There do not appear to be any genotype–phenotype correlations of the observed PTEN mutations in these two cohorts. Several mutations have been seen previously in families with CS or BRRS, while others are private mutations. The R173H mutation has been found in an individual with ASD and in an individual with DD. Most of the mutations found in our ASD and MR/DD subjects involve the catalytic domain, similar to those with CS and BRRS [Orloff & Eng, 2008]. Further defining the relationship, if any exists, will require detailed analysis of existing CS cohorts for the presence of ASD and MR/DD, and conversely, cohorts of individuals with ASD will need to be studied for the presence of PTEN mutations and CS or BRRS among the subjects and their relatives. This will also help determine if ASD should be added as a criterion for CS and BRRS, possibly in an age-dependent manner.

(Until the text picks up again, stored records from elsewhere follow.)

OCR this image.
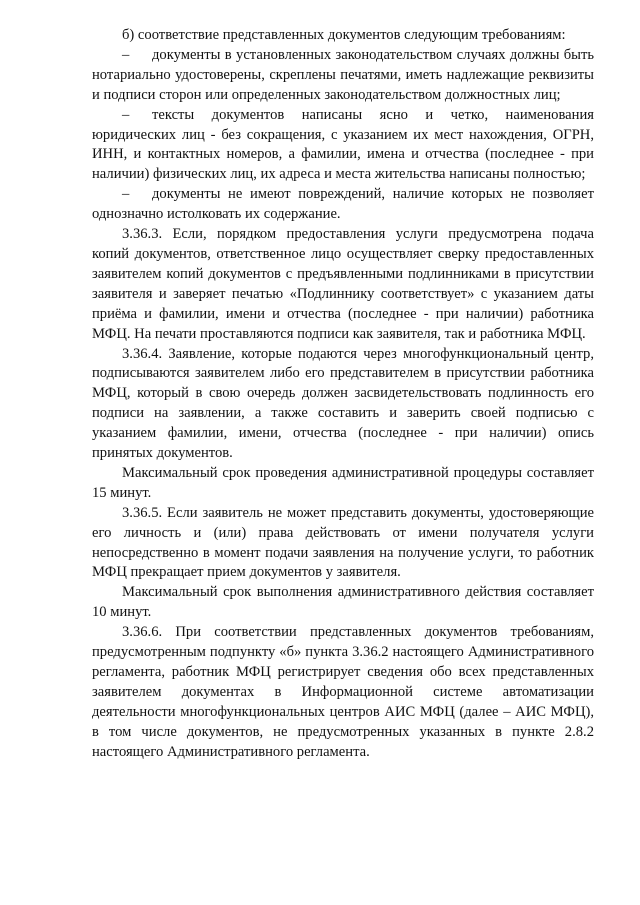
б) соответствие представленных документов следующим требованиям:

– документы в установленных законодательством случаях должны быть нотариально удостоверены, скреплены печатями, иметь надлежащие реквизиты и подписи сторон или определенных законодательством должностных лиц;

– тексты документов написаны ясно и четко, наименования юридических лиц - без сокращения, с указанием их мест нахождения, ОГРН, ИНН, и контактных номеров, а фамилии, имена и отчества (последнее - при наличии) физических лиц, их адреса и места жительства написаны полностью;

– документы не имеют повреждений, наличие которых не позволяет однозначно истолковать их содержание.

3.36.3. Если, порядком предоставления услуги предусмотрена подача копий документов, ответственное лицо осуществляет сверку предоставленных заявителем копий документов с предъявленными подлинниками в присутствии заявителя и заверяет печатью «Подлиннику соответствует» с указанием даты приёма и фамилии, имени и отчества (последнее - при наличии) работника МФЦ. На печати проставляются подписи как заявителя, так и работника МФЦ.

3.36.4. Заявление, которые подаются через многофункциональный центр, подписываются заявителем либо его представителем в присутствии работника МФЦ, который в свою очередь должен засвидетельствовать подлинность его подписи на заявлении, а также составить и заверить своей подписью с указанием фамилии, имени, отчества (последнее - при наличии) опись принятых документов.

Максимальный срок проведения административной процедуры составляет 15 минут.

3.36.5. Если заявитель не может представить документы, удостоверяющие его личность и (или) права действовать от имени получателя услуги непосредственно в момент подачи заявления на получение услуги, то работник МФЦ прекращает прием документов у заявителя.

Максимальный срок выполнения административного действия составляет 10 минут.

3.36.6. При соответствии представленных документов требованиям, предусмотренным подпункту «б» пункта 3.36.2 настоящего Административного регламента, работник МФЦ регистрирует сведения обо всех представленных заявителем документах в Информационной системе автоматизации деятельности многофункциональных центров АИС МФЦ (далее – АИС МФЦ), в том числе документов, не предусмотренных указанных в пункте 2.8.2 настоящего Административного регламента.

Our study is limited by its retrospective collection of data. It is possible that similar findings over our two studies represent a systematic bias in subject collection. We believe this is unlikely for several reasons. Our institution is the only children's hospital for our area, and is the major center for autism treatment and investigation. We have also developed a standard protocol to investigate the genetic causes of autism in all individuals seen in the autism center and by developmental pediatricians, neurologists, and geneticists. This previously published protocol [Herman et al., 2007b] specifies PTEN gene testing for all individuals with ASD and macrocephaly. A prospective study of ASD subjects will be required to confirm our results.
In summary, we have replicated our previous results of PTEN mutations among individuals with ASD or MR/DD and macrocephaly. The yield of PTEN mutations in this group is estimated to be between 5–10%. We recommend this test be performed in individuals with ASD or MR/DD and macrocephaly. If a mutation is found, parents, even if clinically normal, should be considered for testing. At this time prudence suggests all individuals over 18 years should be offered cancer surveillance as currently recommended for CS. Future studies will need to address the presence of ASD in CS families, and prospective screening studies of individuals with ASD and macrocephaly should be performed to obtain a better estimate of the rate of PTEN mutations in this group.